И тут раздался голос Блонделя. Голос, идущий из самых сокровенных глубин бездны, и этот голос покорно повторяло эхо:

— Ортанс, пришел конец вашему одиночеству… Ваша жизнь обрела смысл… Отныне вы знаете, куда следует вам направить стопы ваши. Наш путь ведет к свету… Мы спасем их всех, милый мой друг Ортанс, сестра моя, сильная духом сестра. И всякий раз мы будем спасать крошку Давида от людской ярости… Люди жаждут крови так же, как жаждут ее хищники, но они более изощрены в искусстве творить зло. А мы, мы противопоставим злу любовь.

Он поднялся. Встал перед Пьером и Бизонтеном и бросил несколько театральным тоном:

— Ортанс явилась мне во сне. Высокая, сильная и прекрасная, и лицо ее сияло надеждой. Она стояла передо мной со своим широко открытым сотням и тысячам детей сердцем… Она внимала моему голосу. Так оно и должно было быть. Она мне отвечала.

В эту минуту открылась дверь, вошел кузнец и задул свой фонарь.

— Морозец все крепчает, — сказал он. — Тучи разогнало, боюсь, как бы снова ветер не поднялся.

Но так как никто ему не ответил, старик повесил фонарь на крюк у двери, скинул плащ и присел на край своего лежака.

Все время, пока говорил Блондель, Клодия неподвижно сидела по другую сторону горящего очага на чурбане. Бизонтен несколько раз взглянул на нее. Он так и не мог догадаться, слушает ли она, о чем идет речь, и что происходит у нее в голове. Но Блондель вдруг подошел к ней и проговорил, молитвенно сложив руки:

— Господи, ты посеял семена ненависти в сердцах миллионов людей, но ты посеял также семена любви в сердцах нескольких. И сердца эти так велики, так чудесно велики!

Голос его прервался. Он положил ладонь на головку Клодии и ласково погладил ее рассыпавшиеся кудри. Он взглянул на нее, потом взглянул на Мари.

— Господи, — продолжал он, — ты послал мне столько мук и вот сегодня ты щедро одарил меня, я встретил на своем пути столь великие и столь чистые сердца.

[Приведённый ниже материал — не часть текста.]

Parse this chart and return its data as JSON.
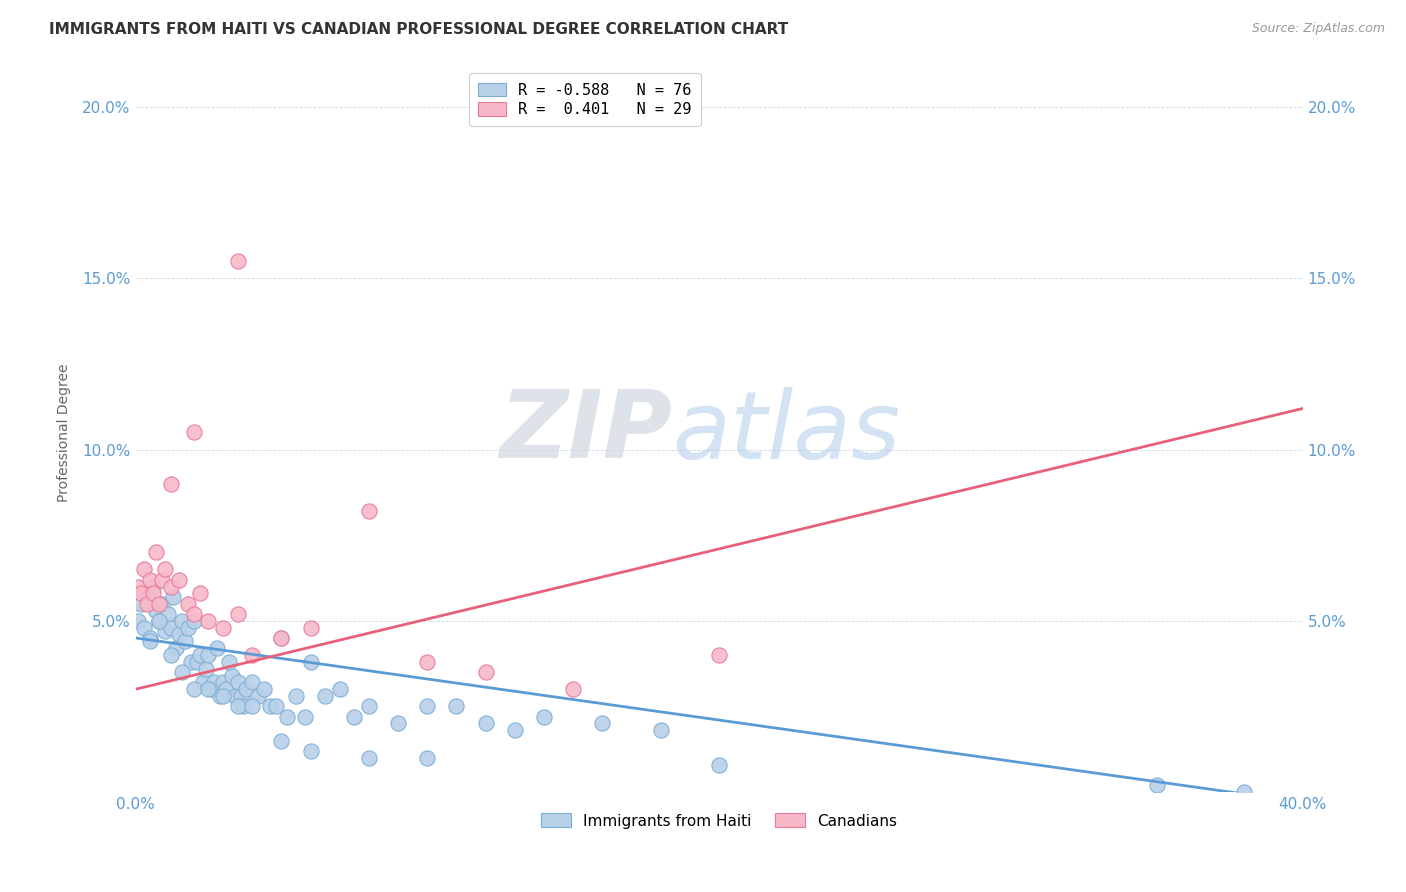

По его впалым щекам струились слезы. Он снова подошел к Клодии, приподнял ее с места и, прижав к своей груди, прошептал:

— Спасена… Ты спасена, мой несчастный птенчик. И дитя твое увидит свет в мире, озаренном любовью.

33

Они хлебали похлебку, сидя вокруг очага, кто на скамье, облокотившись на стол, кто на буковых чурбаках. Но когда Бизонтен вытащил пальцами из похлебки кусочек вареной репы, Пьер легонько толкнул его локтем и шепнул:

— А ложкой взять не можешь?

И оба рассмеялись. И от этого смеха стало теплее на сердце у Бизонтена. Смех этот заразил всех остальных и длился долго. Все громко расхохотались, когда Бизонтен, рассказал, как подавали на стол у Жоттеранов, и даже признал, что Пьер вовсе не так растерялся, как можно было подумать. И так как эта вспышка радости оставила в душе Блонделя как бы солнечный лучик, он казался сейчас не столь суровым, как тогда, когда излагал им свои планы спасения детей. А Бизонтен все еще не мог подавить душивший его смех и брякнул прямо в лицо лекарю:

— Лекарь Блондель, если бы вас принимали в цеховую корпорацию, я непременно предложил бы окрестить вас Светоносным Александром или Чудесным Безумцем.